A presidente do Supremo Tribunal Federal (STF), ministra Rosa Weber, iniciou o julgamento da ação que trata da descriminalização do aborto até a 12ª semana de gestação. Antes de se aposentar, em uma sessão virtual, Weber depositou seu voto favorável à descriminalização. A sessão foi suspensa, a seguir, e deve seguir presencialmente com o voto dos demais ministros e ministra, ainda sem data para ser retomada.
A ação que está sendo julgada requer não se considere mais crime a interrupção voluntária da gestação de até 12 semanas. O objetivo é garantir às mulheres o direito constitucional de interromper a gravidez, de acordo com a sua escolha e autonomia, sem a necessidade de consentimento do Estado. A descriminalização, se for aprovada, também vai garantir aos profissionais de saúde o direito de realizar o procedimento.
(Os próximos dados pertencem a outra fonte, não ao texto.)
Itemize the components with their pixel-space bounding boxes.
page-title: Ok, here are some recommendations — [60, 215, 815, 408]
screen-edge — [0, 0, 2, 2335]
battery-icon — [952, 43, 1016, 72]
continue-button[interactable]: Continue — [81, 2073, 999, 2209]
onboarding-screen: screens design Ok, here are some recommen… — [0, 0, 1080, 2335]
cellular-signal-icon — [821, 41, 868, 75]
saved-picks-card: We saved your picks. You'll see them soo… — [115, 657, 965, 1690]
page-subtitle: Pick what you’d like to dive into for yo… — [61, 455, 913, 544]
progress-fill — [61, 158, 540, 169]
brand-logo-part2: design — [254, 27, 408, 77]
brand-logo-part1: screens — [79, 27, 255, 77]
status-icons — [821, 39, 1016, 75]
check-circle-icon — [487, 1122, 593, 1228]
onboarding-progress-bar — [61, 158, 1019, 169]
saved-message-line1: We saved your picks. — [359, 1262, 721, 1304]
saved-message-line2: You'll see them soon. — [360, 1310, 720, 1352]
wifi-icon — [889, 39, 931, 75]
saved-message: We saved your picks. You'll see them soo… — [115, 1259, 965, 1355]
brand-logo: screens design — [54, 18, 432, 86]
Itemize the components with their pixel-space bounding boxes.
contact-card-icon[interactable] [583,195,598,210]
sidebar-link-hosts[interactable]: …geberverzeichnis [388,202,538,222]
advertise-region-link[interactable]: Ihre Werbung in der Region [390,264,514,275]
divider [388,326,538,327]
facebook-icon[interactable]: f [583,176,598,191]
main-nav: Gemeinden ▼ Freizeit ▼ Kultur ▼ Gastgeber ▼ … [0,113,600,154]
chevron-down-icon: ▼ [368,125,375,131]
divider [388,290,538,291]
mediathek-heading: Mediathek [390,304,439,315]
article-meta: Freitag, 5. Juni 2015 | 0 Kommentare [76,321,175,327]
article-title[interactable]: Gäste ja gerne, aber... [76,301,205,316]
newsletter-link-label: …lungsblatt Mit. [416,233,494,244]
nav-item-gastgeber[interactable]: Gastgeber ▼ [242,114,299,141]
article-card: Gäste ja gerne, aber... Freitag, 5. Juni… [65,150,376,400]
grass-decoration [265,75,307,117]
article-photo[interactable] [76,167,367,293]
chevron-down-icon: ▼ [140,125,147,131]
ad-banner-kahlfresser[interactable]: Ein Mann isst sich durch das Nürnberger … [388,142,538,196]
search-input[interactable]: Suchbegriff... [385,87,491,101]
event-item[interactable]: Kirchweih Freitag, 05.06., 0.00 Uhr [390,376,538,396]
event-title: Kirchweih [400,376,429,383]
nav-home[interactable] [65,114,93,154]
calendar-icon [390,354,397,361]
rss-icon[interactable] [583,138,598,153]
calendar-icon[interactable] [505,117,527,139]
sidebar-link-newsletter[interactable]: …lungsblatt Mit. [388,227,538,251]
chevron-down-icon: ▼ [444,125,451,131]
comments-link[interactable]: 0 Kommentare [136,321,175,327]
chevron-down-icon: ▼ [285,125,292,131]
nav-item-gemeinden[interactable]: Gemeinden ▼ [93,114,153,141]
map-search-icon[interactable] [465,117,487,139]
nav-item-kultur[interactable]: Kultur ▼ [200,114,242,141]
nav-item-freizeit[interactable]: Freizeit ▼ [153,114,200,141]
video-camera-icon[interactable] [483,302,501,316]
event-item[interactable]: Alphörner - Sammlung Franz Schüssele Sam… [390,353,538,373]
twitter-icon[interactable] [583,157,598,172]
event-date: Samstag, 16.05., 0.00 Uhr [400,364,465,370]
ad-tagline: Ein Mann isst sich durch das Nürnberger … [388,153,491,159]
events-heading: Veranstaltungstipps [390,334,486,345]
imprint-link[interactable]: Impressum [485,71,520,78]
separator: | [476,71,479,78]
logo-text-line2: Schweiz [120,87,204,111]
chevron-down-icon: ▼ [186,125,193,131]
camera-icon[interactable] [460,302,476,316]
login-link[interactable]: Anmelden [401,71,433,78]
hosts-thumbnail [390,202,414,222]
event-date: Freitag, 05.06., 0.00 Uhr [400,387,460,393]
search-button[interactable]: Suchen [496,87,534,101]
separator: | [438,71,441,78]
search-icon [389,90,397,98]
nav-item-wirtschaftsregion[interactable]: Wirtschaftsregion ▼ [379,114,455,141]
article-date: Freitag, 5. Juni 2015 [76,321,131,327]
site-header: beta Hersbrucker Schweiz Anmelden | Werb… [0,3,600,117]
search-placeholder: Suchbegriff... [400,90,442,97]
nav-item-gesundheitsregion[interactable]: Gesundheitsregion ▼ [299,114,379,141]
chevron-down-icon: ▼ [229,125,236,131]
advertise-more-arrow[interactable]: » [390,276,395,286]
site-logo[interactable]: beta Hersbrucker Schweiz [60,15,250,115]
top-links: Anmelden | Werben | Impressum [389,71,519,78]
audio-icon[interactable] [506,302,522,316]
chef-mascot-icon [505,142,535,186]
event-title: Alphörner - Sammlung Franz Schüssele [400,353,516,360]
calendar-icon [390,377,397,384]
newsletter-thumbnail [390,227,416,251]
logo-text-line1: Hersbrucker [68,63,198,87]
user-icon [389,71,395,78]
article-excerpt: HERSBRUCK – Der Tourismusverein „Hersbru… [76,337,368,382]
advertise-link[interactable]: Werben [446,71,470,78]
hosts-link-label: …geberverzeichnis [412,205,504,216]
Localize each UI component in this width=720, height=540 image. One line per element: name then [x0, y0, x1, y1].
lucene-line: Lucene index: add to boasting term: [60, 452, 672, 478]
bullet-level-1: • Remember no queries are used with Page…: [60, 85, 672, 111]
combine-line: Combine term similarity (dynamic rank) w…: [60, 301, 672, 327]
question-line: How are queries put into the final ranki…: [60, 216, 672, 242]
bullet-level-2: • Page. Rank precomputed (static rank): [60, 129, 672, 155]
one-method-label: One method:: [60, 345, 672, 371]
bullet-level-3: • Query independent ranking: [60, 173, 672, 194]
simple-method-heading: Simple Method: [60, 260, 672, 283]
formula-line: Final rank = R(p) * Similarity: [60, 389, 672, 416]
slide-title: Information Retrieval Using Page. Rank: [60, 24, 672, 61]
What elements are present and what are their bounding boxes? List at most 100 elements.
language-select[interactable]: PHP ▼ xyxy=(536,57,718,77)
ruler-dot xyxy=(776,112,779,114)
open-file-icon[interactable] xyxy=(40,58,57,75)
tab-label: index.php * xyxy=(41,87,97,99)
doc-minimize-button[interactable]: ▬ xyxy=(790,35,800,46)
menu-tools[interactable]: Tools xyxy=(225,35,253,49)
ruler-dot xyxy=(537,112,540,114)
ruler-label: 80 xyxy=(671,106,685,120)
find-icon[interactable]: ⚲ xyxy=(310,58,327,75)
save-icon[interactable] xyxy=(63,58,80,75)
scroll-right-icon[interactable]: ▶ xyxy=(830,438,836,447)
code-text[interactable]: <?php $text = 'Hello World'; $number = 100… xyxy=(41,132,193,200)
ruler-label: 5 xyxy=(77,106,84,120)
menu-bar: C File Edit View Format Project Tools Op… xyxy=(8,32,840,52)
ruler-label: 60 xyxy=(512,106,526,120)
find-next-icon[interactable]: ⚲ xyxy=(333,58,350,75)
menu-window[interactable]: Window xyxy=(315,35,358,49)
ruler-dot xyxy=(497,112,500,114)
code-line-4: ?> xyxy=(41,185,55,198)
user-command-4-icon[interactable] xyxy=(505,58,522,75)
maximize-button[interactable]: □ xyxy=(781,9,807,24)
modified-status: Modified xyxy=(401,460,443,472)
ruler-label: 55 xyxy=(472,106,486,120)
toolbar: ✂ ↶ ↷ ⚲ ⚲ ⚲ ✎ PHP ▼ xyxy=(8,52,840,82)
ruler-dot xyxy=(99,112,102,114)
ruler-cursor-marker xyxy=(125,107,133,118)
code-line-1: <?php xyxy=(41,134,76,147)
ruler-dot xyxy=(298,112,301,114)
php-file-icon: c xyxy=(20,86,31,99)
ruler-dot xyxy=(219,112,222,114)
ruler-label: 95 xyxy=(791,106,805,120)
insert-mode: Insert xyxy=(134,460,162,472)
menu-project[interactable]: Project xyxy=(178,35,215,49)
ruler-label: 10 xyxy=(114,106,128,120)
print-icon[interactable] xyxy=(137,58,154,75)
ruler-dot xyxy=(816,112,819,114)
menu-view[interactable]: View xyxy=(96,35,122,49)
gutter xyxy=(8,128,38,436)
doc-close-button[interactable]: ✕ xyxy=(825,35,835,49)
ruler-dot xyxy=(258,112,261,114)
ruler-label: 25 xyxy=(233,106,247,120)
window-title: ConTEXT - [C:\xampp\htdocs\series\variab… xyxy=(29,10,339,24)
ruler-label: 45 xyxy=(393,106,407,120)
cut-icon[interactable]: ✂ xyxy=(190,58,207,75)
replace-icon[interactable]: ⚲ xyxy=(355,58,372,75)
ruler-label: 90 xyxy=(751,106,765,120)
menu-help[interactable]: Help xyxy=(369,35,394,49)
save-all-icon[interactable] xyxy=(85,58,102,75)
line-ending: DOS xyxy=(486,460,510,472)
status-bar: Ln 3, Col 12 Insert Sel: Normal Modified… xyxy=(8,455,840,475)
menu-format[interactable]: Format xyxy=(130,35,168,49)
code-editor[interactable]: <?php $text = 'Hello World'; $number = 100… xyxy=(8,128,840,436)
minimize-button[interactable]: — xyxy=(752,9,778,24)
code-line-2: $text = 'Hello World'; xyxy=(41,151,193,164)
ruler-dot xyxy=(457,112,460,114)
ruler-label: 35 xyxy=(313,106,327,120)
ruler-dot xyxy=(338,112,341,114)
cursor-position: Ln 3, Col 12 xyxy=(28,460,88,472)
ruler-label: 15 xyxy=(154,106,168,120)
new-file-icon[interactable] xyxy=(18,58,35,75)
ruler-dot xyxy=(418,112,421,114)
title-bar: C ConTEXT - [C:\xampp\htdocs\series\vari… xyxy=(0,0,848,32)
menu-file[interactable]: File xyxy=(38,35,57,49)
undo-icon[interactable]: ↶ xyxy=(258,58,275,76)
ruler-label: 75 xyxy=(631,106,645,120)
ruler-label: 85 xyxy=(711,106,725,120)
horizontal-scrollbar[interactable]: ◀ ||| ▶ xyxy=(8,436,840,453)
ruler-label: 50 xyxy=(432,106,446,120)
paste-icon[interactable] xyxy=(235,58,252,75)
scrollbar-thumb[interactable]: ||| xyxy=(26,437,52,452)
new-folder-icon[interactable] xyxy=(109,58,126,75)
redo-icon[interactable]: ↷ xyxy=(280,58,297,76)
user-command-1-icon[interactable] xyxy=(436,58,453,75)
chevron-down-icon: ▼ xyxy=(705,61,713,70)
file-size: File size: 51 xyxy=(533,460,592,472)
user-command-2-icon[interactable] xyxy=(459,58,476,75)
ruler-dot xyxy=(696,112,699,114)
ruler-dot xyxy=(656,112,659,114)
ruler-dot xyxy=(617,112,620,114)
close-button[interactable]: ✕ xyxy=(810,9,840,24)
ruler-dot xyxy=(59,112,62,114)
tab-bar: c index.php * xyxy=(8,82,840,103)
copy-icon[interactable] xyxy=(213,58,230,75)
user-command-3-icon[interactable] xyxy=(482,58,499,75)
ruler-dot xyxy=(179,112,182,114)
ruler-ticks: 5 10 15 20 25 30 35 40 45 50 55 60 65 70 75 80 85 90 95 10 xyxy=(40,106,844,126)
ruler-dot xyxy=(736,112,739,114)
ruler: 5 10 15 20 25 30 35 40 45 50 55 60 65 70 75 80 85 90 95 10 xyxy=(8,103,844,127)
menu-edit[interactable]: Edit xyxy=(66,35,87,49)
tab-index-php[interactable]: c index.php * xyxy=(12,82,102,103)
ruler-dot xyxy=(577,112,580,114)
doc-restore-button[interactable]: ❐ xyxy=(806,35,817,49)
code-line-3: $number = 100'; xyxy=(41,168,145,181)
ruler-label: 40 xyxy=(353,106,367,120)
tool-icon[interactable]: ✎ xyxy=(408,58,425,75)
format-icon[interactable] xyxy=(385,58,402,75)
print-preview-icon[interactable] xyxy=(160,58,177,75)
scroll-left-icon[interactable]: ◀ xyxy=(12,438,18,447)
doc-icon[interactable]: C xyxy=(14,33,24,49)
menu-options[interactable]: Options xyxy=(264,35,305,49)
Para refletir sobre esse assunto, o Brasil de Fato Bahia entrevistou a parteira, enfermeira e arteterapeuta, Paula Viana, uma das coordenadoras do Grupo Curumim. Com mais de 30 anos de atuação em políticas públicas de saúde sexual e reprodutiva no Brasil, Paula destacou os prejuízos causados pela criminalização do aborto, ao mesmo tempo em que trouxe reflexões importantes sobre as possibilidades que se apresentam com a descriminalização e novas políticas públicas.
Brasil de Fato - O STF iniciou o julgamento do processo que pede a descriminalização do aborto até as 12 de gestação. Qual a relevância desse momento? O que representa para as mulheres brasileiras essa possível vitória na Corte?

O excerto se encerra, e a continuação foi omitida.